The MIT License (MIT)

Copyright (c) 2017 Max Woolf

Permission is hereby granted, free of charge, to any person obtaining a copy of this software and associated documentation files (the “Software”), to deal in the Software without restriction, including without limitation the rights to use, copy, modify, merge, publish, distribute, sublicense, and/or sell copies of the Software, and to permit persons to whom the Software is furnished to do so, subject to the following conditions:

The above copyright notice and this permission notice shall be included in all copies or substantial portions of the Software.
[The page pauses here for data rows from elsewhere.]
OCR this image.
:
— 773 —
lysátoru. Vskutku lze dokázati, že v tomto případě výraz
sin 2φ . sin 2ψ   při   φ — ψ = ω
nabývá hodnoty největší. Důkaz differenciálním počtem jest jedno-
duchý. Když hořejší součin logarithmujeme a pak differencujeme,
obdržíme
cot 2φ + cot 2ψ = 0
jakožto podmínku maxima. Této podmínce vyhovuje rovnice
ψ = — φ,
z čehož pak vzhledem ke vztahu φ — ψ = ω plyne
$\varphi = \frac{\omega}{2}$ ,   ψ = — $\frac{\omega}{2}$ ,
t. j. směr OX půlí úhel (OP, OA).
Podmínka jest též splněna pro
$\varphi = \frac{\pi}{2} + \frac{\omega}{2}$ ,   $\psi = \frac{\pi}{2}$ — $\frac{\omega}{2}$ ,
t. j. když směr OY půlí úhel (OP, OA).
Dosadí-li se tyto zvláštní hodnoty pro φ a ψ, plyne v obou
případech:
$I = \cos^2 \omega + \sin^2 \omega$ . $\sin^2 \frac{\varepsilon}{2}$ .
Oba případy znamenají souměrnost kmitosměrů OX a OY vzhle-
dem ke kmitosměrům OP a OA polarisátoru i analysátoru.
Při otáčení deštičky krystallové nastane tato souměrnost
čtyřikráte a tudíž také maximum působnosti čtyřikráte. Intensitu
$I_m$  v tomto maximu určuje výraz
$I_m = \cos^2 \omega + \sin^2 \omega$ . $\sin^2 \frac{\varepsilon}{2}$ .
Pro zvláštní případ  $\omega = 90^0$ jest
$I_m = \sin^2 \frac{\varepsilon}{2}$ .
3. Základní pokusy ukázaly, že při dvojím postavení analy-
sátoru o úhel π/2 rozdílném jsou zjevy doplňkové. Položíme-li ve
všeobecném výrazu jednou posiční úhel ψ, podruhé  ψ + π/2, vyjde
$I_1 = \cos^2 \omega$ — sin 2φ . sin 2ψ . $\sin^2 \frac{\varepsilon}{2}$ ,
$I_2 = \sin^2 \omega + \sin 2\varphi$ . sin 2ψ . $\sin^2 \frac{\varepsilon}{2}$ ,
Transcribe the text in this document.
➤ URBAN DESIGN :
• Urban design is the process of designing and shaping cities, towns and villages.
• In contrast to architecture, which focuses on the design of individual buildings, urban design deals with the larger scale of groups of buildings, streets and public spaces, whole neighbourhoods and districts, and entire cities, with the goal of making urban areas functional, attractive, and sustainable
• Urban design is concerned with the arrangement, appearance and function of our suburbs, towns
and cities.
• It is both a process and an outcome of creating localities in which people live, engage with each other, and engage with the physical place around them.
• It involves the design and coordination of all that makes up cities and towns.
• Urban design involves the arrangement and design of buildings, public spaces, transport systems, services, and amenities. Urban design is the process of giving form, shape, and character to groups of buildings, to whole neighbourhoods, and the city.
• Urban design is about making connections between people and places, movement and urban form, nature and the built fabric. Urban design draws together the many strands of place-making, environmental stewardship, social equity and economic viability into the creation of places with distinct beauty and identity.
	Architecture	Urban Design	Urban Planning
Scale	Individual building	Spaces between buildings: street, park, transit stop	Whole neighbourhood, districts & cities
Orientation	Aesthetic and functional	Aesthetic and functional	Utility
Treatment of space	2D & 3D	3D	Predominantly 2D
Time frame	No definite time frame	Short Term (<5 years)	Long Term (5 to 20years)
THE SOFTWARE IS PROVIDED “AS IS”, WITHOUT WARRANTY OF ANY KIND, EXPRESS OR IMPLIED, INCLUDING BUT NOT LIMITED TO THE WARRANTIES OF MERCHANTABILITY, FITNESS FOR A PARTICULAR PURPOSE AND NONINFRINGEMENT. IN NO EVENT SHALL THE AUTHORS OR COPYRIGHT HOLDERS BE LIABLE FOR ANY CLAIM, DAMAGES OR OTHER LIABILITY, WHETHER IN AN ACTION OF CONTRACT, TORT OR OTHERWISE, ARISING FROM, OUT OF OR IN CONNECTION WITH THE SOFTWARE OR THE USE OR OTHER DEALINGS IN THE SOFTWARE.